The central question: does Jetty add or remove kilometers from Mexico City's roads? The answer depends almost entirely on which vehicle you're riding in. Click each vehicle below to explore why.

🚗 Shared Car +7–10 km VKT per passenger
🚐 Shared Van −0.2 to −1.1 km VKT per passenger
🚌 Shared Bus +0.4–1.1 km VKT per passenger
Why do shared cars increase traffic? Even though these are "shared" (3–6 seats), the average demand per run is only around 2 passengers. The car adds nearly as many vehicle-kilometers as a solo driver would, but with only marginally more riders. The VKT ratio — vehicle-km per passenger-km — is 3.5× for cars vs. below 1× for large buses. Cars also predominantly replace trips that were already made in low-occupancy vehicles (taxis, ridesourcing), so the network barely benefits.

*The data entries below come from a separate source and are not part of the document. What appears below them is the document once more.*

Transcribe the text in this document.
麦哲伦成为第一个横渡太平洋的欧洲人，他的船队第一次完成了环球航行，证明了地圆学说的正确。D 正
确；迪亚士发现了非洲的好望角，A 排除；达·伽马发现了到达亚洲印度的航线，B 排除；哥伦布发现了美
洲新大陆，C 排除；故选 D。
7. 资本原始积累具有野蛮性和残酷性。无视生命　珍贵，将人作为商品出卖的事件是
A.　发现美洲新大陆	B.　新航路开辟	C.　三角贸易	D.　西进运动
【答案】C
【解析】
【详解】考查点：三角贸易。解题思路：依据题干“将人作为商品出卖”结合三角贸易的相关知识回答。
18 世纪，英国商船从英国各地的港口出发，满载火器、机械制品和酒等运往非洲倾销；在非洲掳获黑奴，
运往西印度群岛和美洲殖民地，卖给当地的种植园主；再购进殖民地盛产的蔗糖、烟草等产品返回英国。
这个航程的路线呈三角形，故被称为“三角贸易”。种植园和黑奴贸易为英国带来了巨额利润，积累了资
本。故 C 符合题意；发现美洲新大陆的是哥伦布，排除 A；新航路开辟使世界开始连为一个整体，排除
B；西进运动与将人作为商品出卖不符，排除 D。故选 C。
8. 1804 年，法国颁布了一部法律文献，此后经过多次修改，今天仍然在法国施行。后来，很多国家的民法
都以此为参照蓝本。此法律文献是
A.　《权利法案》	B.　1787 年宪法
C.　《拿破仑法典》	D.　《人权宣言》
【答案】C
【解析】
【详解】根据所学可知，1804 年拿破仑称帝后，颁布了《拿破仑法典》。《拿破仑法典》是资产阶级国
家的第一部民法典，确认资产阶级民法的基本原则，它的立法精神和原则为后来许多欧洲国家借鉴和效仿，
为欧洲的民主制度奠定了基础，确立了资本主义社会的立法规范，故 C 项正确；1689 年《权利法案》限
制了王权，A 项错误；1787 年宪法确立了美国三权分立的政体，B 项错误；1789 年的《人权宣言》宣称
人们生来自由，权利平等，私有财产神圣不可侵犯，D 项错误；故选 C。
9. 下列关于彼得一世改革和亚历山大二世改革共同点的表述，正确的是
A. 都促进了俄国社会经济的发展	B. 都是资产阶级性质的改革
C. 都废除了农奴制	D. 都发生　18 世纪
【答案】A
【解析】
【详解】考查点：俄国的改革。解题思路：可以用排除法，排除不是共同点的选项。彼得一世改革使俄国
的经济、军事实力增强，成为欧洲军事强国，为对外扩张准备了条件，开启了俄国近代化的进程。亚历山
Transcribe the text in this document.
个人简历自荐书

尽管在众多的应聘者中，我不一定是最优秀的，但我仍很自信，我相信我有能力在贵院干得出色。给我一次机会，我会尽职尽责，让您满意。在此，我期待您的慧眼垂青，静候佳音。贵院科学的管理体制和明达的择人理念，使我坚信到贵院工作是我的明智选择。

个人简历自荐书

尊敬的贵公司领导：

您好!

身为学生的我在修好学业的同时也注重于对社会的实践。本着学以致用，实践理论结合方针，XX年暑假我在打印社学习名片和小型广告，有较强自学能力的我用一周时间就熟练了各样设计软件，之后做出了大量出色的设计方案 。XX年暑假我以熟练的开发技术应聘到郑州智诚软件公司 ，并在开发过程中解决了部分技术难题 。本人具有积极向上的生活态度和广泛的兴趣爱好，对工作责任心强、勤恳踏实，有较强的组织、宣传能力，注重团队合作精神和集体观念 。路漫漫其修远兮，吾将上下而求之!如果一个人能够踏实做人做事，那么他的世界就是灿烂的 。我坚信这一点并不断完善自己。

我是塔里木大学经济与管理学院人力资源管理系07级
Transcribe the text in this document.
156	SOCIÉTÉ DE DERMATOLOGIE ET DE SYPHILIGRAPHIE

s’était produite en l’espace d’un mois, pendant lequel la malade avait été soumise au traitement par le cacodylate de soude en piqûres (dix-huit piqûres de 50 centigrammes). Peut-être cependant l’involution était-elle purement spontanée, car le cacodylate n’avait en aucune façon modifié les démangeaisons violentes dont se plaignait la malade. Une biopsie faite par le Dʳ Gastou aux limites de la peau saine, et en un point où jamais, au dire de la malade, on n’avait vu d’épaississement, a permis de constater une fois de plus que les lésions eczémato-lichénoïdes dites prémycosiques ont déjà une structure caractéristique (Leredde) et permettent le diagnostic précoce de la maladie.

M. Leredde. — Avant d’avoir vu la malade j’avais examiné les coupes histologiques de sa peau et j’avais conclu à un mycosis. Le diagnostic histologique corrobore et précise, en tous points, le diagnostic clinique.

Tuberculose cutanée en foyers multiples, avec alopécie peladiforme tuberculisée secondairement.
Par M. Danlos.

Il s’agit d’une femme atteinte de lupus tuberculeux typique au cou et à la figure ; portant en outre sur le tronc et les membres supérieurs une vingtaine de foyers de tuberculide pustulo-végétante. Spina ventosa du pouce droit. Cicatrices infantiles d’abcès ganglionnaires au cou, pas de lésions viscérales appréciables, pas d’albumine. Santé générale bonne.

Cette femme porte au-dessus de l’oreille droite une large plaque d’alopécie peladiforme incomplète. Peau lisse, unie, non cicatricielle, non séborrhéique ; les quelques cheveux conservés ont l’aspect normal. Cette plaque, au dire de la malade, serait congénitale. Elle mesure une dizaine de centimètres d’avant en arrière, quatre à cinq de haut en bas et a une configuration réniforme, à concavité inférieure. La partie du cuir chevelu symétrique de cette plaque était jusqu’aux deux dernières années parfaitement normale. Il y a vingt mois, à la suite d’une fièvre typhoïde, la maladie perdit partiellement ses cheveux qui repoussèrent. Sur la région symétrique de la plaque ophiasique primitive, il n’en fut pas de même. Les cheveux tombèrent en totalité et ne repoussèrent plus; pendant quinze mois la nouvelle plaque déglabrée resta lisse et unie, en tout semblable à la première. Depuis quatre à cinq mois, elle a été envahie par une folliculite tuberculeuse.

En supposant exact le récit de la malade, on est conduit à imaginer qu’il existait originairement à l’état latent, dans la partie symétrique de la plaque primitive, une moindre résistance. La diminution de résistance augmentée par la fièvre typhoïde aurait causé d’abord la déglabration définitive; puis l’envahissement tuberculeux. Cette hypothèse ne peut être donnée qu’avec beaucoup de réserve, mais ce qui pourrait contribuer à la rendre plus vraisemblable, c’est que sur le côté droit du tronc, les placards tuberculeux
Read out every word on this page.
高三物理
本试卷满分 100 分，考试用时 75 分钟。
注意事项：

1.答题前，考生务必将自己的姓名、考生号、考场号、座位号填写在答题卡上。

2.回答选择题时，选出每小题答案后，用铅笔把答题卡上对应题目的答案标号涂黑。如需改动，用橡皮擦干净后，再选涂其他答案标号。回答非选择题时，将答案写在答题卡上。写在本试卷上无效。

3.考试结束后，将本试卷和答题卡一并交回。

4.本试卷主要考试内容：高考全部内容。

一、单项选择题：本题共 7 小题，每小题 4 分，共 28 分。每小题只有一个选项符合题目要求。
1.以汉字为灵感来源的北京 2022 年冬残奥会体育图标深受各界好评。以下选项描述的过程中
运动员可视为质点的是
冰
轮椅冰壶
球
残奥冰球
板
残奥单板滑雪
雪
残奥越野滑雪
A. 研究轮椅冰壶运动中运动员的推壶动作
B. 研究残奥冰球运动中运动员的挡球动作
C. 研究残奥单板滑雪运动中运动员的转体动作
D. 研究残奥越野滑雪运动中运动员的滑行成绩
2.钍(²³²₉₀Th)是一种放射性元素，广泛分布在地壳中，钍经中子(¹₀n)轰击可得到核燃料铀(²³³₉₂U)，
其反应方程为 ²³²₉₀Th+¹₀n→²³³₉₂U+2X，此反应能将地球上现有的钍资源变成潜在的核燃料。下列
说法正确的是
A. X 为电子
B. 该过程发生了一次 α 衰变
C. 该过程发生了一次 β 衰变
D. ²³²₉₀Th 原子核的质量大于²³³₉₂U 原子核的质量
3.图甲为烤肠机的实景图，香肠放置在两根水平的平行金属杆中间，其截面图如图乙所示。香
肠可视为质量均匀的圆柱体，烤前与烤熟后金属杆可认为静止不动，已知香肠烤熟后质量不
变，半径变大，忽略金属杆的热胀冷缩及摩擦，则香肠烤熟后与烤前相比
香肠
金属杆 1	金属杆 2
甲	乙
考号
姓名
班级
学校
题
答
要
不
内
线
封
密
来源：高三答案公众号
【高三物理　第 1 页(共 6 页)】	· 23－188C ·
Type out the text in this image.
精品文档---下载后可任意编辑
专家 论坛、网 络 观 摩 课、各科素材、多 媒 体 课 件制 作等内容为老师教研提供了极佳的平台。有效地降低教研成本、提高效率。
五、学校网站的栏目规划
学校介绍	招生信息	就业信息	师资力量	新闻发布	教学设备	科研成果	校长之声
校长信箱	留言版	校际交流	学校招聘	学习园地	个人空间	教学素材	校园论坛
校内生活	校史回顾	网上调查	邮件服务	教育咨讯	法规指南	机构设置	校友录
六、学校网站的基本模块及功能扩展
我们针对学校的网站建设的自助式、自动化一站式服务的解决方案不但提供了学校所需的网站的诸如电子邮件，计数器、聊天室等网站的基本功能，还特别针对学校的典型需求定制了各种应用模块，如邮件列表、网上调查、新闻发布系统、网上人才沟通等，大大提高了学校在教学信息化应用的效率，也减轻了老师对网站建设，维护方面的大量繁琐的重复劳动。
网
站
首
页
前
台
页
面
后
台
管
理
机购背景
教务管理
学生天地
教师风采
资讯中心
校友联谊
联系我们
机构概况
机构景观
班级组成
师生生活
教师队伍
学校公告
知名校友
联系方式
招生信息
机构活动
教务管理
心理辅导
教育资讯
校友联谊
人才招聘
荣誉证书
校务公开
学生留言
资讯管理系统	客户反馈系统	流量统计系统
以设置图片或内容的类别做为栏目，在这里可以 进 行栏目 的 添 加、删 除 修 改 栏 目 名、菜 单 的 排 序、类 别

Why do vans actually reduce traffic? Two factors combine favorably here. First, vans carry 7–10 passengers on average, spreading the vehicle-kilometers across many riders. Second, and more importantly, van users disproportionately replace car trips: 15% would have driven themselves if Jetty weren't available, versus only 10% of bus users. Taking a car off the road and replacing it with a shared van carrying 9 people is a clear win. The VKT savings are modest but real — and importantly, they survive even with 10–20% empty-kilometer assumptions.
Why do buses increase VKT despite high capacity? This is the paper's most counterintuitive result. Buses carry up to 18 passengers per run on average and have excellent VKT-per-passenger ratios. But their riders mostly came from public transit in the first place — 23% replaced a Metro + Microbus combination. They weren't driving; they were already in shared modes. Adding a premium bus to the network doesn't remove cars — it just offers a nicer version of a trip that was already efficient. The extra vehicle-kilometers of the Jetty bus outweigh the marginal improvement in their replaced trips.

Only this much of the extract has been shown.